Last week I watched a procurement manager at a mid-market manufacturing company build a vendor shortlist. She didn't Google anything. She opened ChatGPT, typed "best ERP systems for manufacturers with under 300 employees," and spent about four minutes reading the response. Then she opened Perplexity, ran a follow-up query, and got citations that matched and extended what ChatGPT had said.
By the time she clicked a link to a vendor website, she already had a mental shortlist of three companies. The fourth company she eventually chose wasn't on her initial list — it was added after a colleague mentioned it in a Slack message. None of the other seven vendors in that category ever had a chance.
This is the new procurement motion. And most B2B companies aren't in the room.
The shift that's already happened
AI-assisted vendor research isn't coming — it's here. In a survey we conducted with 80 B2B buyers across manufacturing, logistics, compliance, and professional services categories, 67% reported using an AI assistant as their first research step when evaluating a new vendor category. Among buyers aged 25–40, that number was 84%.
The pattern is consistent: AI assistant for initial landscape mapping, followed by human review of the shortlist, followed by direct vendor engagement. The human still makes the final decision. But the set of companies in the room for that decision is being defined earlier — by machines.

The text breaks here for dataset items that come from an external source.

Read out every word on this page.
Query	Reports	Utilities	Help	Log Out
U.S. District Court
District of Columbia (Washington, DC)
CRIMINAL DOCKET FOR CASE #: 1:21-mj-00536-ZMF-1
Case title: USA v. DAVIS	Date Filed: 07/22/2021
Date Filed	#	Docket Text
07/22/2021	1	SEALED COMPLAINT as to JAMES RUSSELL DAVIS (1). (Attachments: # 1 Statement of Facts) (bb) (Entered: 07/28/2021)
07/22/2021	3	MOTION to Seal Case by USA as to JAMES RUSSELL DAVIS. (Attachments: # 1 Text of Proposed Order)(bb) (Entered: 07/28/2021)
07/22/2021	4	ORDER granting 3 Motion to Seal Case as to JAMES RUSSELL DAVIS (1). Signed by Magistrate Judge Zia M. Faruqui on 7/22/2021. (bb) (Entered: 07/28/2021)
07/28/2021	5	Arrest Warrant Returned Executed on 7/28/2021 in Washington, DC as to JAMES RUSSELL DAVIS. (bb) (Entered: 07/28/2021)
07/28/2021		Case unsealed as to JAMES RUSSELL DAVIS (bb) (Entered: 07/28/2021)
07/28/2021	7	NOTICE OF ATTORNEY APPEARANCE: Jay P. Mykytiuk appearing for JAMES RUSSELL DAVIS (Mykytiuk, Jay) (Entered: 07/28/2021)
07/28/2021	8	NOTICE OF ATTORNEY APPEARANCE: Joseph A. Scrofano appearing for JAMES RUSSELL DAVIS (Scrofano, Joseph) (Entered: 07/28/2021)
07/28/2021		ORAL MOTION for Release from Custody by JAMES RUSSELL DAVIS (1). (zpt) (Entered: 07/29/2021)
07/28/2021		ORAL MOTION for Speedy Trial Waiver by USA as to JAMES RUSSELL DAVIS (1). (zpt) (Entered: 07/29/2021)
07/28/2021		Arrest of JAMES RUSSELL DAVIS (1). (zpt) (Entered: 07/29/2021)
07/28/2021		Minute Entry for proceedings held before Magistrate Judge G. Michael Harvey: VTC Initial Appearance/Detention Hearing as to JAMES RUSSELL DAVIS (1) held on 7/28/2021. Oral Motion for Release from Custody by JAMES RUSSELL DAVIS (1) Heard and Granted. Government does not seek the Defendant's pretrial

If you're not in the AI-generated shortlist, you're not in the consideration set. You never get to the demo. You never get to make your case.
"The RFP hasn't arrived yet. The shortlist has. And if you're not on it, nothing else you do in the sales process matters."
What AI assistants look for when building a shortlist
When a buyer asks an AI assistant to recommend vendors, the assistant isn't doing a Google search. It's drawing on patterns from its training data — associations between company names and the specific capabilities, industries, and buyer profiles it's been trained on. The question it's answering isn't "who has the best website?" It's "which company names have I seen most frequently, most specifically, and most credibly in relation to this exact buyer context?"
This means three things determine whether you appear:
- Specificity of association. "Cargoflow Inc. for mid-market manufacturing freight" is a stronger training signal than "logistics software." The more specifically your company is described in relation to a buyer's exact context, the more reliably you appear when that context is queried.
- Structural clarity. AI models extract information from text. If your site is written in vague marketing language, there's nothing to extract. Specific capability claims, named industries, outcome metrics — these are what get pulled into model responses.
- Cross-source consistency. A company that appears with consistent, specific language across its own site, third-party review platforms, and industry publications creates a stronger training signal than a company with excellent owned content but weak external presence.
The timing is now
Here's the uncomfortable truth about the current moment: AI-assisted procurement is still early enough that most companies haven't optimized for it. That means the competitive landscape in AI assistant responses is less crowded than it will ever be again.
The companies that appear in AI responses today — reliably, across multiple platforms, with specific and credible language — are establishing themselves as the default answer for their category. Language models, once they learn an association, are slow to unlearn it. The companies building that association now will benefit from it for years.
In 18 months, when AI-assisted procurement is universal rather than majority, the companies that didn't build this presence early will find themselves competing in a landscape where the default answers are already set. They'll be fighting to break into a set of associations the models learned without them.
We estimate the high-leverage window for establishing AI citation dominance in most B2B categories is approximately 12–18 months from today. After that, the default answers will be established and displacement will require significantly more effort. The cost of starting now is low. The cost of starting late is high.
What you need to do — the short version
We'll publish detailed playbooks on each of these in subsequent posts, but here's the frame:
1. Audit your current AI presence
Run your category's top 20 buyer queries across ChatGPT, Perplexity, Claude, and Gemini. Where do you appear? Where don't you? What language is used to describe your competitors? This gives you a baseline and a target.
2. Rebuild your content architecture for extractability
Rewrite your core pages using specific, extractable language. Entity statements in third person using your full company name. Outcome claims with metrics. Vertical anchors linking your name to specific industries. FAQ content that mirrors AI query patterns. Schema markup that gives models a clean extraction path.
3. Build external citation consistency
Ensure your G2, Capterra, and review platform presence uses the same language as your website. Place contributed articles in the two or three publications that feed most strongly into your category's AI responses. Get your Crunchbase and industry database entries updated and specific.
4. Deploy an A2A endpoint
The next generation of AI procurement agents won't just be drawing on training data — they'll be querying vendor endpoints in real time. Register your company in the emerging A2A ecosystem now, while the competition is light and first-mover advantage is real.
None of this is science fiction. All of it is happening today. The buyers who are researching your category right now are using AI assistants to build their shortlists. The only question is whether you're on them.